Imperialismo

Imperialismo: uma introdução econômica – Juliane Furno

Ano de Lançamento: 2023 – Minha Edição: 2023 – 207 páginas


No afã do final da Guerra Fria, os pensadores do início da década de 1990 se acharam no direito de reavaliar toda a História da humanidade; desde a CNN declarando a paz mundial em 1991, devido sua capacidade de conectar o planeta pela TV, até Francis Fukuyama alegando o fim do desenvolvimento da humanidade; o que não faltou foram delírios de que a hegemonia dos Estados Unidos e as novidades nas telecomunicações inaugurariam uma era totalmente inédita e diferente da nossa espécie.

Conforme analisamos detidamente na obra de Fukuyama, esse frisson todo não se tratou de nada mais que ideologia; uma propaganda patrocinada pelo lado vencedor daquele conflito, em especial a burguesia dos Estados Unidos – e esta afirmação abre perfeitamente o tema deste livro. Uma das ideias divulgadas naqueles tempos – e que ainda permanece em alta – é que o conceito do Imperialismo teria se tornado ultrapassado. O fato disso emanar dos EUA não é coincidência.

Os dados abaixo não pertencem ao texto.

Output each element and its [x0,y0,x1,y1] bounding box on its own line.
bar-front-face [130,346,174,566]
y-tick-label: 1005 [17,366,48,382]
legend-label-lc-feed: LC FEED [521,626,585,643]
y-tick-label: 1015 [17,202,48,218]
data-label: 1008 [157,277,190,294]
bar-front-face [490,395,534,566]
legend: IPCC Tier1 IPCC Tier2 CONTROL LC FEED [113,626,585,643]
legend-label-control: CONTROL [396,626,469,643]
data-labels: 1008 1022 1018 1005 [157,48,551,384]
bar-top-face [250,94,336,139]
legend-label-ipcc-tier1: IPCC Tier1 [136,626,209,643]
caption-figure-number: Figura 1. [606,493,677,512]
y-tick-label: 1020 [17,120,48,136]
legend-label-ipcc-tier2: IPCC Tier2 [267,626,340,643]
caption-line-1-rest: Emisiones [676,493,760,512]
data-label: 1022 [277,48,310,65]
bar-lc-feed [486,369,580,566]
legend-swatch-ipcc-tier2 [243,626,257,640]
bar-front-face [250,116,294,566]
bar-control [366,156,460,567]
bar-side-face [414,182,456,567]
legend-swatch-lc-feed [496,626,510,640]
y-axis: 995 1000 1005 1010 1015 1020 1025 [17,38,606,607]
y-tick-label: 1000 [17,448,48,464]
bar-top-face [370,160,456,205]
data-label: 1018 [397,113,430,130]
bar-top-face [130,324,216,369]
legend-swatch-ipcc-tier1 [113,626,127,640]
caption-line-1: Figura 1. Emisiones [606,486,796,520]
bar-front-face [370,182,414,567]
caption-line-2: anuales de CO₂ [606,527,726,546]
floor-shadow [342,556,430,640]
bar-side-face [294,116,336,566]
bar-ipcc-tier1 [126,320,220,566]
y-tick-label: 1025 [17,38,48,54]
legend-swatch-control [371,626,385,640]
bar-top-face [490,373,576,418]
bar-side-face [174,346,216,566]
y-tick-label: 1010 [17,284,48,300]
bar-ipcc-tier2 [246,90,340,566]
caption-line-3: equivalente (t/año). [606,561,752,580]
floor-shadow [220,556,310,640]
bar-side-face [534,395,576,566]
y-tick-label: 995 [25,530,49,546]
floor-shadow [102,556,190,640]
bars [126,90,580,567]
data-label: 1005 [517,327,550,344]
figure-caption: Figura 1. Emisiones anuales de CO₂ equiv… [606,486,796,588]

Nesta obra magistral, a economista Juliane Furno, que nos últimos anos se destaca na produção de conteúdo sobre o tema no YouTube, parte do pressuposto que o Imperialismo não só não está ultrapassado como continua tão cruel como sempre, e decide demonstrar essa posição ao fazer uma grande retrospectiva deste conceito; desde sua introdução em Marx até as interpretações mais atuais.

A mais clássica charge sobre o tema: a China sendo repartida por Inglaterra, Alemanha, Rússia, França e Japão ao final do século XIX.

Nesse sentido, já pontuando que trabalhamos com conceito de Imperialismo a partir do elaborado no pensamento marxiano: como uma característica exclusivamente capitalista – já tive discussões acaloradas com um amigo que dizia sobre imperialismo nos Impérios da Antigüidade – que, sendo assim, nasce junto com esse modo de produção. E que começa a entrar no centro da discussão na época da Revolução Russa; a partir dos densos debates entre Lenin, Rosa Luxemburgo, Bukharin e Kautsky.

A autora relembra discussões mais antigas, como a de John Hobson e Rudolf Hilferding, mas é no seio desse grupo revolucionário russo e alemão que o imperialismo “cai na boca do povo”, em especial destaque a obra de Lenin. Mas aqui, Juliane Furno consegue ir – como acontecerá em todo o curso do livro – demonstrando como cada autor contribui com a construção desse conceito. Neste momento inicial, ela classifica essa discussão como “teoria clássica do imperialismo“.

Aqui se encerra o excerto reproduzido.